Constança
Castelo
de Toro, Castela, 1328
«(…) Afonso XI afastou-me de si
com brusquidão e manteve o riso diabólico. Estremeci e cravei as unhas nas
palmas das mãos para travar a minha mente, que já me levava através de uma
caverna para um local que nem ousaria nomear, onde o riso do rei ecoava, embora
ele, na realidade, apenas se dirigisse para fora da sala. Violante entrou e
correu para mim, aproveitando o curto tempo que teríamos a sós, enquanto não
aparecesse uma dama de companhia. Abraçou-me. Sentia-me o corpo entesado e frio
mas manteve o silêncio, qualquer apreciação da sua parte ao que acabara de acontecer
seria um perigo tão grave como se eu falasse das minhas visões, que exaltavam a
brutalidade dos meus dias e me traziam prenúncios de futuro. Eram pensamentos
inconfessáveis, em tempos de traição e de medo por toda a Ibéria. A ruína era o
destino certo para as mulheres que ousassem imaginar demasiado, como eu. Não havia
lugar para devaneios no reino de Afonso XI, mesmo que as visões mostrassem a
verdade. E também não havia lugar para mais pavores na minha vida.

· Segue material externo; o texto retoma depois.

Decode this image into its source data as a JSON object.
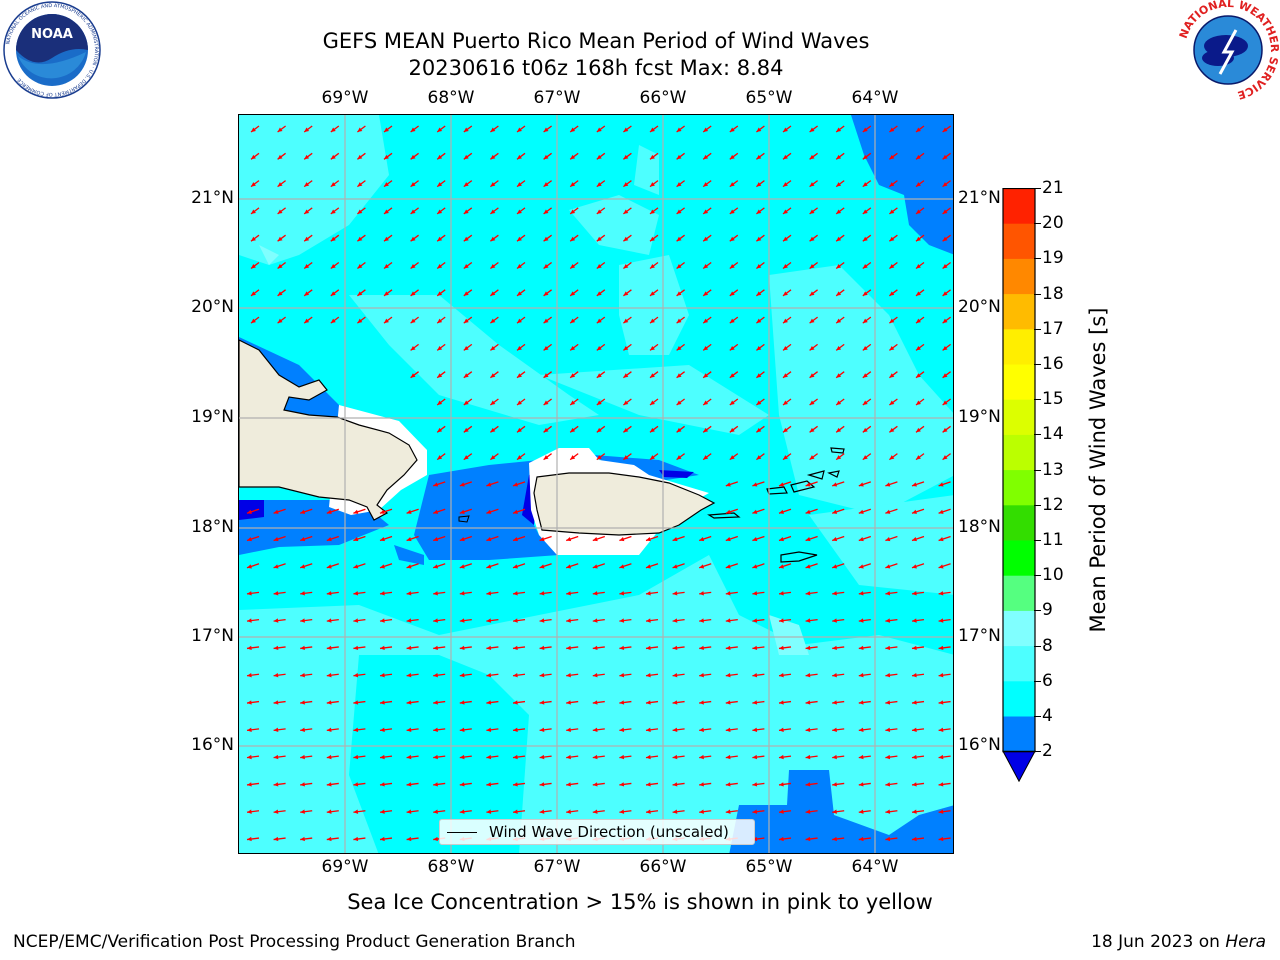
{
  "header": {
    "title_line1": "GEFS MEAN Puerto Rico Mean Period of Wind Waves",
    "title_line2": "20230616 t06z 168h fcst   Max: 8.84"
  },
  "logos": {
    "noaa": {
      "text": "NOAA",
      "ring_text": "NATIONAL OCEANIC AND ATMOSPHERIC ADMINISTRATION · U.S. DEPARTMENT OF COMMERCE"
    },
    "nws": {
      "ring_text": "NATIONAL WEATHER SERVICE"
    }
  },
  "map": {
    "lon_labels": [
      "69°W",
      "68°W",
      "67°W",
      "66°W",
      "65°W",
      "64°W"
    ],
    "lat_labels": [
      "21°N",
      "20°N",
      "19°N",
      "18°N",
      "17°N",
      "16°N"
    ],
    "colors": {
      "ocean_main": "#00ffff",
      "ocean_light": "#4dffff",
      "ocean_lighter": "#80ffff",
      "blue": "#0080ff",
      "dark_blue": "#0000e6",
      "land": "#efecdc",
      "arrow": "#ff0000",
      "grid": "#b0b0b0"
    },
    "arrow_direction": "toward west-southwest"
  },
  "legend": {
    "label": "Wind Wave Direction (unscaled)"
  },
  "colorbar": {
    "label": "Mean Period of Wind Waves [s]",
    "ticks": [
      "2",
      "4",
      "6",
      "8",
      "9",
      "10",
      "11",
      "12",
      "13",
      "14",
      "15",
      "16",
      "17",
      "18",
      "19",
      "20",
      "21"
    ],
    "colors": [
      "#0080ff",
      "#00ffff",
      "#4dffff",
      "#80ffff",
      "#55ff80",
      "#00ff00",
      "#33dd00",
      "#80ff00",
      "#bbff00",
      "#dcff00",
      "#ffff00",
      "#ffee00",
      "#ffbb00",
      "#ff8800",
      "#ff5500",
      "#ff2200",
      "#ff0000"
    ],
    "under_color": "#0000e6"
  },
  "subtitle": "Sea Ice Concentration > 15% is shown in pink to yellow",
  "footer": {
    "left": "NCEP/EMC/Verification Post Processing Product Generation Branch",
    "right_prefix": "18 Jun 2023 on ",
    "right_italic": "Hera"
  }
}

Deixa-me, ordenei a Violante, em voz
contida. Tentei apagar da ideia a visita devastadora, que se mantinha viva, como
se o monarca estivesse ali mesmo, a agrilhoar-me os pulsos com correntes de ferro.
Persignei-me, cravando o olhar no crucifixo que carregava ao peito, na imagem
de ouro com pequenos rubis na coroa de espinhos, o fausto a cobrir o infortúnio,
tal e qual os meus dias. Ousava equiparar o seu calvário ao meu por acreditar
que, se conseguisse aceitar a minha história com a Sua resignação, seria muito mais
suportável o meu percurso. O fervor religioso era o que me sustinha e nunca vi
nos lampejos da minha imaginação qualquer blasfémia. Aprendi cedo que a
contradição faz parte da vida. Era preciso bater no fundo para recuperar alguma
coisa que se assemelhasse à verdade. Eu já há muito que batera no fundo, entre
o terror e a rejeição.
Rogo a Deus a felicidade,
confiara a Violante, o único ser que me restava naquele lugar. E o poder
pensara, sem o dizer, já ciente de que só pela autoridade nos chegaria o
respeito dos outros. Aceitai a Sua vontade, Constança, e sereis ditosa,
respondera, avara nos desejos. A minha vida não existia para conceber vontades próprias.
Mas não deixara de me passar um afago pelos cabelos, talvez para travar
qualquer gana de arrebatamento que não era estranho à minha verdadeira natureza
desassossegada. E oculta. Assenti, como tinha por hábito, mesmo sabendo que não
era verdade. Já me haviam sido dadas quase todas as provações. Por tantas vezes
inventara a minha vida, sabendo-me nascida para um destino de grandeza. Mas a
realidade sempre me mostrara como não passavam de ilusão os sonhos que se
construíam sobre ambições que não eram as nossas.
A luz clara da manhã entrava pela
janela, projectando-se sobre os meus pés, assentes na magnífica pele que cobria
o chão de pedra dos meus aposentos. Era o final do estio, mas o sol ainda
ardia. Violante e as aias, da melhor nobreza de Castela, haviam-me preparado
para mais um dia de dissimulação, cobrindo-me o corpo com um vestido de seda
lavrada a fio de ouro e entrançando-me o cabelo, caído em ondas, com luminosos
aljôfares, trazidos por mercadores do Oriente. Mergulhei as mãos na água de
rosas que me era estendida numa taça. Deixei que o perfume me envolvesse antes
de as retirar para que as enxugassem com toques suaves de uma toalha de linho.
Levantei-me para tomar o meu assento na mesa. Mas antes confirmei ao espelho
que voltava a aparentar bem o meu papel, como todos os dias, depois das noites
passadas na angústia e na incerteza. Estou pronta, disse, repetindo um dos
poucos dizeres que me permitia dirigir aos rostos hostis que via à minha volta.
Podeis mandar servir o jantar». In Isabel Machado, Constança, A Princesa
Traída por Pedro e Inês, A Esfera dos Livros, 2015, ISBN 978-989-626-718-6.